The clock might be ticking on GDPR implementation, but nearly half of all companies have confessed they are still struggling to get in shape for existing laws, let alone the biggest shake up of data legislation in a generation coming in May next year.
The current UK Data Protection Act has been in force since 1998, so it is not as if brand owners can say they have not had much time to comply. If firms take as long to become GDPR compliant, it will not be until 2037 that the majority get it right.
The findings, from a new global business survey commissioned by Experian, reveal that nearly three-quarters of companies (72%) recognise data quality issues have affected trust and perception by their customers, who are increasingly aware of the value of their data and their vulnerability if it is not handled appropriately.
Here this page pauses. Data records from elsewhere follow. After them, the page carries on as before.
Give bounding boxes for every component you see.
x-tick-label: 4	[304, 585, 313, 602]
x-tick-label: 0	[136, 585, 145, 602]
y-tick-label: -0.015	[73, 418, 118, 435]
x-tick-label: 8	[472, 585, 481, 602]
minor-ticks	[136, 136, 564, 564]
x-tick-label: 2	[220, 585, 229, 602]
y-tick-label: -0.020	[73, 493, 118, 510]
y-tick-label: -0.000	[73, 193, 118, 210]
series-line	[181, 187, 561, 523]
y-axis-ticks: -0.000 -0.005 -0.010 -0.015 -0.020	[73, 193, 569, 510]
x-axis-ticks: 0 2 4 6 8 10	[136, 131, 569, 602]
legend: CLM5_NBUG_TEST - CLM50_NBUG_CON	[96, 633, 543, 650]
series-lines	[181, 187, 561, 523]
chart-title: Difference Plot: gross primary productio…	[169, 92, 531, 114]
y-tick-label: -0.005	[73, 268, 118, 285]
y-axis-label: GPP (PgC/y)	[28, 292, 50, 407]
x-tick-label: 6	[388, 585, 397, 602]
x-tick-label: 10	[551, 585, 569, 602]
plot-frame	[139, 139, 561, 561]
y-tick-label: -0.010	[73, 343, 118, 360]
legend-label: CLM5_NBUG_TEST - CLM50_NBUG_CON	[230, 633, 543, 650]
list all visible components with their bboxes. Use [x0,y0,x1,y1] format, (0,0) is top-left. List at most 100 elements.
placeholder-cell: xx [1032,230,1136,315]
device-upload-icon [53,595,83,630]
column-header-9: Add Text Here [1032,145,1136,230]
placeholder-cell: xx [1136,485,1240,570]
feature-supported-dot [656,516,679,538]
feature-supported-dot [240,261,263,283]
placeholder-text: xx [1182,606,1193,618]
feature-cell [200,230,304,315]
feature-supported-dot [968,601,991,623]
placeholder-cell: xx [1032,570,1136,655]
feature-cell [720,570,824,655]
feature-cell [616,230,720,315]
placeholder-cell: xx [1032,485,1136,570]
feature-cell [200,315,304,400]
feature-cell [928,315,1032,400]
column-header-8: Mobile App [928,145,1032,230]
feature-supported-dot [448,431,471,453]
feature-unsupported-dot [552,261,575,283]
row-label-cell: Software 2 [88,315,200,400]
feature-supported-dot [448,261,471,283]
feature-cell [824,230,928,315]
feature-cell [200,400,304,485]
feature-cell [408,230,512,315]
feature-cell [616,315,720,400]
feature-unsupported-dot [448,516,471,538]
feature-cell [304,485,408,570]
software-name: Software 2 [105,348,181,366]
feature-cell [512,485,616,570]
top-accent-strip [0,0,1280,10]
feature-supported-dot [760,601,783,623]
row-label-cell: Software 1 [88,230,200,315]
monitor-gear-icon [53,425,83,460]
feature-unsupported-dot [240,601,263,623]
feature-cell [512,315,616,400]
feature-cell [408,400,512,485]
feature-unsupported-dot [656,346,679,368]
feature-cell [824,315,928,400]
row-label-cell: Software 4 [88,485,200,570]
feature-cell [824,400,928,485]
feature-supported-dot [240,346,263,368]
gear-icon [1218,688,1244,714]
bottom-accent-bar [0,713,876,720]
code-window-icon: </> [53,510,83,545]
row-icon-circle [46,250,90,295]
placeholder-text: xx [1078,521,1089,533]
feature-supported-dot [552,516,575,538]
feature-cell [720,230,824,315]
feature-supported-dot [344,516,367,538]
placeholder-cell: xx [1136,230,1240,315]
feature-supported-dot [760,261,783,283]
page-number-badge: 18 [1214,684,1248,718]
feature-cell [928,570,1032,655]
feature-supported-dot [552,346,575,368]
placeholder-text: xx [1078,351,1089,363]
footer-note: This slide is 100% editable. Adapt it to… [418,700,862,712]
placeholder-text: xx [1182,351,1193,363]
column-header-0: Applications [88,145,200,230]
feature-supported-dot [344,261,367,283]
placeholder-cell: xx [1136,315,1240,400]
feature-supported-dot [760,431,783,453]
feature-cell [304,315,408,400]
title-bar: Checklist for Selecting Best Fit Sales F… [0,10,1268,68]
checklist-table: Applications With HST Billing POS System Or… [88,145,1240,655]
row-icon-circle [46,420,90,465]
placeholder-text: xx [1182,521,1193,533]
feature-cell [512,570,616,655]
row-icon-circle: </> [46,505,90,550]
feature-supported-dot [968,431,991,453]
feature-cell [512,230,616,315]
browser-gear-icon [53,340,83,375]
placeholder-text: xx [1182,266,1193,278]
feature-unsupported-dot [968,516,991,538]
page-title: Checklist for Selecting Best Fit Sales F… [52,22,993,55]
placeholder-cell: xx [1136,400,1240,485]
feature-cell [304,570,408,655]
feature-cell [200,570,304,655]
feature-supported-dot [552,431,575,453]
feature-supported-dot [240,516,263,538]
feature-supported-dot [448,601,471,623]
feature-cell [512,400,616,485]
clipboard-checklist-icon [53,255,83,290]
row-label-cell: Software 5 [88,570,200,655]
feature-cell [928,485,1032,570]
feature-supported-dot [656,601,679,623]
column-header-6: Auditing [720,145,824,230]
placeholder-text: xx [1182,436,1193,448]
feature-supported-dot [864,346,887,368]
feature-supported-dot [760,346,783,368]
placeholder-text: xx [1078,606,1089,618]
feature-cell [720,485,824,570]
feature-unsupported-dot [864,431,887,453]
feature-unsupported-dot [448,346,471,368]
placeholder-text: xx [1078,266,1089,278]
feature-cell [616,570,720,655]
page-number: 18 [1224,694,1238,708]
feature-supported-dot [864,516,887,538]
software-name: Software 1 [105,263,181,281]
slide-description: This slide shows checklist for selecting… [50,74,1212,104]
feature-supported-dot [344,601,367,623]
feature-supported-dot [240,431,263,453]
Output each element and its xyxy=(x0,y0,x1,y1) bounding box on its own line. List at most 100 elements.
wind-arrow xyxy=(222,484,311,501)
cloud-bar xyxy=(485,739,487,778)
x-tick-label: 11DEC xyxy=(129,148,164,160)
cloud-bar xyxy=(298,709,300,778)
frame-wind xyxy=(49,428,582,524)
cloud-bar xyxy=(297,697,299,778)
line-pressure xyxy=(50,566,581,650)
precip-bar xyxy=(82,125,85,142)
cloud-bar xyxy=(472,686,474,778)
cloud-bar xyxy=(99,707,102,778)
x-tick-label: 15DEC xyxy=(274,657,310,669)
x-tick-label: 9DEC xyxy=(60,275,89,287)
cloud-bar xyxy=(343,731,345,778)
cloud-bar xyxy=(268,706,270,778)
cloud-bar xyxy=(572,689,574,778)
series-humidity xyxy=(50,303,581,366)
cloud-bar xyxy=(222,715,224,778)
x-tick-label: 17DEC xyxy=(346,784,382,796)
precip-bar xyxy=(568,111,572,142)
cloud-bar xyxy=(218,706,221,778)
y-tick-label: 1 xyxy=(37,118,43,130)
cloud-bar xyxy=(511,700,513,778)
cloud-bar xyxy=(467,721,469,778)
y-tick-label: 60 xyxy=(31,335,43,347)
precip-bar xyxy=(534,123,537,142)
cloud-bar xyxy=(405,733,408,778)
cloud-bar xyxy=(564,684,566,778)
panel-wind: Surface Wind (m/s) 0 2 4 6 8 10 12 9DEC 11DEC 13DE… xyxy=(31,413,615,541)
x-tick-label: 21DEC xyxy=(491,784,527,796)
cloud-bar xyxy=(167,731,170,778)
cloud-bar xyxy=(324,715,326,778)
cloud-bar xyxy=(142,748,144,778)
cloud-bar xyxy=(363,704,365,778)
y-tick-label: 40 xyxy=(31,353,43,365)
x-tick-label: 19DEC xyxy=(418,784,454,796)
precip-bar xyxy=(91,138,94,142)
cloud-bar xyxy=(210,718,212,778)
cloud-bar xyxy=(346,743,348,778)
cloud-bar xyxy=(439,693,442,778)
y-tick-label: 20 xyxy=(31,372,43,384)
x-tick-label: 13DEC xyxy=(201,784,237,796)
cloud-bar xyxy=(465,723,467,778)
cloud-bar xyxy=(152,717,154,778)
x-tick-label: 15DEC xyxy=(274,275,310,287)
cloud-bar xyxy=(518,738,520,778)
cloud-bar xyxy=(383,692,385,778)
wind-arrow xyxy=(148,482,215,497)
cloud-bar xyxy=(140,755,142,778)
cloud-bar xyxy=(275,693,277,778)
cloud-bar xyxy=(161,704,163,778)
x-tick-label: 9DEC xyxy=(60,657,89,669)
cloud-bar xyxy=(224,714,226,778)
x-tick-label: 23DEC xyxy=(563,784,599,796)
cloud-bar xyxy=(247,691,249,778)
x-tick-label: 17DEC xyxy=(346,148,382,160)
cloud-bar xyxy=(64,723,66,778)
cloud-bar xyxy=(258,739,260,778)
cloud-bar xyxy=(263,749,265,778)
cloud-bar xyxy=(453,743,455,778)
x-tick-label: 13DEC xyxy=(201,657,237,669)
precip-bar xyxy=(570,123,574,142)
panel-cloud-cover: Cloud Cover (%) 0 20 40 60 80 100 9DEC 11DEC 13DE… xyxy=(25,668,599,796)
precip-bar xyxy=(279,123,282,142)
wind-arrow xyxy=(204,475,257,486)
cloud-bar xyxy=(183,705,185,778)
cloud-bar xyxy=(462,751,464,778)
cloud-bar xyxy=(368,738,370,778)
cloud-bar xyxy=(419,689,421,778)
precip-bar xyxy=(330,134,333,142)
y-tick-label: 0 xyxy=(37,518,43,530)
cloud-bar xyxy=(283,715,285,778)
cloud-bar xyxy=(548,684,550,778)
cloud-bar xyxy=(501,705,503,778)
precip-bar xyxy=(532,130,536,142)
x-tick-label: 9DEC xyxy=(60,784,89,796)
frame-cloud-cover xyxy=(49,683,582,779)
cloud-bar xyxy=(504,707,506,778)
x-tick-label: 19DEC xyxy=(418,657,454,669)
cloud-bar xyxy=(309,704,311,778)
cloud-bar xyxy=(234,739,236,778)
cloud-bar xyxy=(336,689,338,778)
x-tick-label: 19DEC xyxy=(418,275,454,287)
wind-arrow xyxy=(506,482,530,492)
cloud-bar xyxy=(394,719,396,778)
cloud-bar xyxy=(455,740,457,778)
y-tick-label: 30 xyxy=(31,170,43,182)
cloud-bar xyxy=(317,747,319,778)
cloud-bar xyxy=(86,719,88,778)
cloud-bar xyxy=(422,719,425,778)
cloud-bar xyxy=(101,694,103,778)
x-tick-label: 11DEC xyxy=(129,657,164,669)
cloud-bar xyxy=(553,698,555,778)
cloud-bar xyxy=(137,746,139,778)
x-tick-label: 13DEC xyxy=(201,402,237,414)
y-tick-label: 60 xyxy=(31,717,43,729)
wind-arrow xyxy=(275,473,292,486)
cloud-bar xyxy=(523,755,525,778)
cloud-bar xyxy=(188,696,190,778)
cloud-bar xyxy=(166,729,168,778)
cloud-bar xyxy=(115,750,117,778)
With more and more customer interactions now taking place online, there is a growing challenge for businesses. Four in five (81%) continue to report difficulties in achieving a single customer view, while 64% concede that inaccurate data is currently undermining their ability to provide an excellent customer experience.
Under GDPR, holding accurate marketing data is no longer a “nice to have”, it is mandatory.
Experian’s Rebecca Hennessy said: “We now live in a world built on data and companies of all sizes are in possession of more information about their customers than ever before. Our survey demonstrates that businesses recognise the importance of data accuracy, and rightly so, it needs to be a primary focus to ensure they gain and maintain their customer’s trust. Companies have always been hamstrung by data quality issues, but with the imminent enforcement of new regulations it is now operationally critical for them to get their data management right.”
The Experian survey also found that businesses have been rewarded when they have been proactive. Seven in 10 (69%) said when they have made investments in data quality solutions they have seen a return on investment.
Senior data professionals are required to deliver the necessary cultural change. Seven in 10 (70%) companies agree that increasing regulation has driven the need for better data analytics and management, while 31% plan to hire a data protection officer in the next 12 months. Furthermore, 37% plan to recruit ‘data champions’ and ‘data steward’ roles in 2017.